4J’ai en effet le sentiment que cette rencontre fut un réel apprentissage, réussissant pleinement à réaliser la fonction de formation que ces journées cherchent à assurer. Cet apprentissage, certes, porte sur une multitude d’informations neuves et vigoureuses, mais il touche aussi un autre plan, qui est celui de notre relation intime à ces informations (à ce savoir). Sur ce plan, l’apprentissage rencontre toujours quelque résistance. L’une de ces résistances, et ce n’est pas la moindre, est celle qui provient de notre attachement passionné aux mots de notre langue : la langue théorique de notre corporation d’origine, la langue affective de notre cercle de pensée et de nos connivences.
5C’est sur les mots qui ont couru ici-même que je voudrais vous inviter à revenir, pour les réentendre et appeler votre attention à s’y fixer.
6Chaque personne qui a pris la parole à cette tribune s’est avancée dans son propos portée par sa langue : la langue de sa profession et celle, intérieure, de ses convictions. Je veux m’en tenir ici aux émergences de cette parole-là, dans laquelle celui qui parle livre en une fulguration métaphorique une réalité qu’un long discours ne pourrait épuiser.
7Les images qu’un sujet saisit au vol de sa pensée pour ponctuer son dire ne sont pas, à mon sens, pure rhétorique d’ornement. Elles sont sa signature.

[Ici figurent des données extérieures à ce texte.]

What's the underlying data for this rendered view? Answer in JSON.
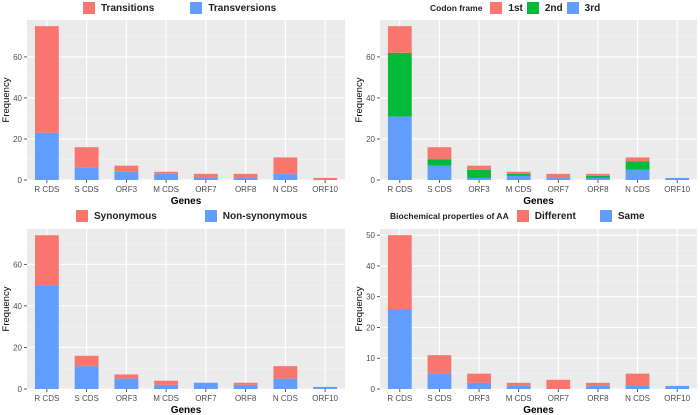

Leur pouvoir de condensation, qui ramasse d’un seul coup tout un propos, est également un pouvoir de subversion qui ouvre ce propos même à une dimension qui le déborde, qui le pousse, qui l’enveloppe, qui l’anticipe et, parfois, le surprend.
8Les métaphores viennent assister le contenu objectif du discours en démultipliant ses effets de sens, ses connotations imaginaires, ses résonances signifiantes.
9Pour moi, ces métaphores seront les gardiennes de la mémoire singulière que je conserverai de cette rencontre.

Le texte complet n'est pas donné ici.